Tang Jinshan, Millington Steven, Acton Scott T, Crandall Jeff, Hurwitz Shepard
Department of Electrical and Computer Engineering, University of Virginia, Charlottesville, VA 22903 USA.
IEEE Trans Biomed Eng. 2006 May;53(5):896-907. doi: 10.1109/TBME.2006.872816.
The accuracy of the surface extraction of magnetic resonance images of highly congruent joints with thin articular cartilage layers has a significant effect on the percentage errors and reproducibility of quantitative measurements (e.g., thickness and volume) of the articular cartilage. Traditional techniques such as gradient-based edge detection are not suitable for the extraction of these surfaces. This paper studies the extraction of articular cartilage surfaces using snakes, and a gradient vector flow (GVF)-based external force is proposed for this application. In order to make the GVF snake more stable and converge to the correct surfaces, directional gradient is used to produce the gradient vector flow. Experimental results show that the directional GVF snake is more robust than the traditional GVF snake for this application.
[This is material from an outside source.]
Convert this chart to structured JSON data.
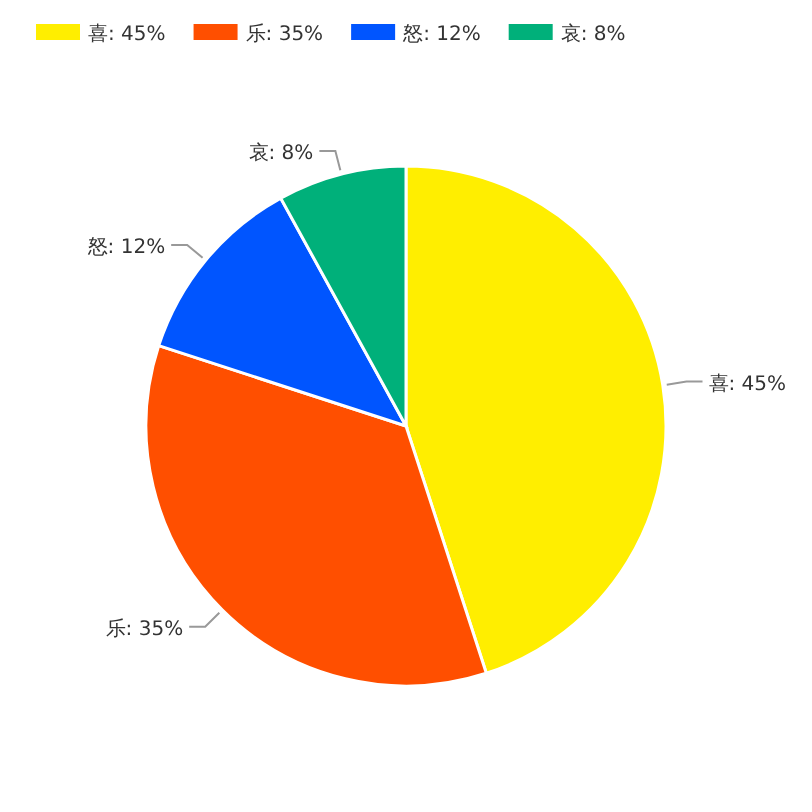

Based on the newly developed snake model, an articular cartilage surface extraction algorithm is developed. Thickness is computed based on the surfaces extracted using the proposed algorithm. In order to make the thickness measurement more reproducible, a new thickness computation approach, which is called T-norm, is introduced. Experimental results show that the thickness measurement obtained by the new thickness computation approach has better reproducibility than that obtained by the existing thickness computation approaches.
对于具有薄关节软骨层的高度匹配关节的磁共振图像,其表面提取的准确性对关节软骨定量测量(如厚度和体积)的百分比误差及可重复性有显著影响。传统技术如基于梯度的边缘检测不适用于这些表面的提取。本文研究了使用蛇形模型提取关节软骨表面,并针对此应用提出了基于梯度向量流(GVF)的外力。为使GVF蛇形模型更稳定并收敛到正确表面,采用方向梯度来生成梯度向量流。实验结果表明,对于此应用,方向GVF蛇形模型比传统GVF蛇形模型更稳健。基于新开发的蛇形模型,开发了一种关节软骨表面提取算法。基于使用所提算法提取的表面计算厚度。为使厚度测量更具可重复性,引入了一种称为T范数的新厚度计算方法。实验结果表明,新厚度计算方法获得的厚度测量结果比现有厚度计算方法具有更好的可重复性。